This is something you either struggle with or you don’t. One of my players is so self conscious that he will tell me what his character says and how the character says it but he will never say what his characters says the way the character says it. He will tell me that his character is really angry and abrupt but he never acts angry or abrupt.

Is this a problem? No it isn’t. I know the player well and all the other players know the player. It does cause some interesting contradictions. He will describe his character to the other players as appearing well educated and well spoken but he then acts like a psychotic thug.

We only get to meet up a couple of times a year and we rent a big old house near Glastonbury Tor and game for 3 days solid. We start each weekend with a round of describing our characters to each other to help us get into the game. Last time someone turned to this player and said “Your playing the psycho aren’t you?” To which he replied “No actually my character is softly spoken and rather well read.” At which point the other players burst into laughter.

The conflict comes from the fact that at the top of the players character sheet are two descriptions the first is a physical appearance and the other is something I ask players to create. It includes mannerisms, catchphrases and attitudes. It is intended to be a mini recipe for when I have to NPC a player character, or that is how they started.

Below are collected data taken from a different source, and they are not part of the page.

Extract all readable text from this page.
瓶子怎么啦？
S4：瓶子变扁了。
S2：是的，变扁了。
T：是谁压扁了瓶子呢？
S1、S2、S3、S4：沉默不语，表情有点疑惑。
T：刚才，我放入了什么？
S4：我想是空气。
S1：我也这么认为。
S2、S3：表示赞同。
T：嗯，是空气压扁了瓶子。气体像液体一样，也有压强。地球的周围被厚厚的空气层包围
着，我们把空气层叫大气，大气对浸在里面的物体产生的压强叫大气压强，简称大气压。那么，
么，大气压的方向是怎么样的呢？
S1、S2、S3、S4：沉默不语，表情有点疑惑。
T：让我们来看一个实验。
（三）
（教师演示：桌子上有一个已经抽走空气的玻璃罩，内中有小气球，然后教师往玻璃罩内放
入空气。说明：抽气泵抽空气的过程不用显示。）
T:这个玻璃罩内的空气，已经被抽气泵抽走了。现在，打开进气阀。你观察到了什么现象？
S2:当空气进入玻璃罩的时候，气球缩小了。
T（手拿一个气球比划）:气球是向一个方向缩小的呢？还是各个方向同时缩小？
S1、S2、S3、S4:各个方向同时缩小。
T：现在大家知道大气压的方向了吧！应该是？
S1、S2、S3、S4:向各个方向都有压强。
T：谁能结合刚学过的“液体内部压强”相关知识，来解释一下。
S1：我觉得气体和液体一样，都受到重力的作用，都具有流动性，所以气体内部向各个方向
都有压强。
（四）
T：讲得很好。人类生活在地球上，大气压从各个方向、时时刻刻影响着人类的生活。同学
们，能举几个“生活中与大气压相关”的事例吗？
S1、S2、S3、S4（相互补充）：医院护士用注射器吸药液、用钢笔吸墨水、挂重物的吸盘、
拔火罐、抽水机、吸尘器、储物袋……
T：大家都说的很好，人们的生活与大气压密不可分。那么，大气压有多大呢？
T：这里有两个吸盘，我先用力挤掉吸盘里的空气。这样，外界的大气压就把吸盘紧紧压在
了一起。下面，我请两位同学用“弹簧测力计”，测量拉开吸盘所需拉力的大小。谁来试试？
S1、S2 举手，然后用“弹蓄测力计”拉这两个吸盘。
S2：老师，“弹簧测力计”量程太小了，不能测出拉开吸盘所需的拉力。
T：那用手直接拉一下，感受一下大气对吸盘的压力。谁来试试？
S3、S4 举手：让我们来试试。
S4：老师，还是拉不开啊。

I now have them for every NPC so I can get into character quickly and consistently.

These do get changed over time but at the top of the players sheet it says well educated, softly spoken and he has never resolved the conflict between the way he plays and the way he sees his character. He would like to play a more subtle character but in the real world he doesn’t suffer fools kindly and when we play it is his own personality that comes through more than anything else.

We have been playing together since we were teenagers and nothing is going to change his play style now and if you don’t have the confidence to play in character after 30+ years it is never going to happen. When we don’t play together he doesn’t play at all. He could never join another group because he could not role play in front of anyone else. (He gets his fix wargaming the rest of the year so don’t feel too sorry for him.)

So is he really embodying his character? I think he is to the best of his ability. In many ways a group around a table is the shallowest form of role playing. In this situation if you are going to feel inhibited then having to act in front of other people is likely to be one of those situations. When it is someone else’s turn in the spotlight we will often suppress our own characters to give them space.

When I run/play PBP games I run them so that ever player has their own threads that are invisible to the other players and I ask people not to share ingame information. Your thread is your story, you are the star and you take a backseat for no one unless that is your characters choice. No one knows who is a PC and who is an NPC. Your character meets people and interacts with them. If two PCs meet I take the responses from one player and copy n paste them across and I may change details seeing as the character is being seen from a different place/angle. If the character says “I lean against the fireplace and spit into the soup.” It will become “He leans against…” and so on. It is particularly funny when one character is incredibly drunk. They have failed any save/resistance roll against the Alcohol and they are convinced they are perfectly sober and coherent. Sometimes the other players think otherwise.

In this sort of game what you lack in responsiveness compared to a gaming table you gain in characterisation. You can write as much or as little as you like, you can add in tones of voice, mannerism, stage direction as well as non verbal posture and utilise props. You also have near perfect recall as you can scroll up at the old game posts and fact check before you click send. I am perfectly happy to let groups or parties form and dissolve. If you character is unpleasant noone is going to put up with them just because you are a PC. I have also seen a massive decrease in murder hobo behaviour and characters talk to NPCs as their peers rather than as props.

Now we get to solo play. When you don’t have to vocalise or even type out how your character behaves or presents themselves all physical barriers to character embodiment disappear. I have said before that in solo play the visualisation of the setting is perfect, the visualisation of the NPCs is perfect and of course the acting of your PC is also perfect. No one else is going to misread your body language or turn of phrase.

You cannot please everyone all of the time. Around a gaming table all of the players cannot stay perfectly in character all of the time. At some point their character embodiment will break down just because we are human.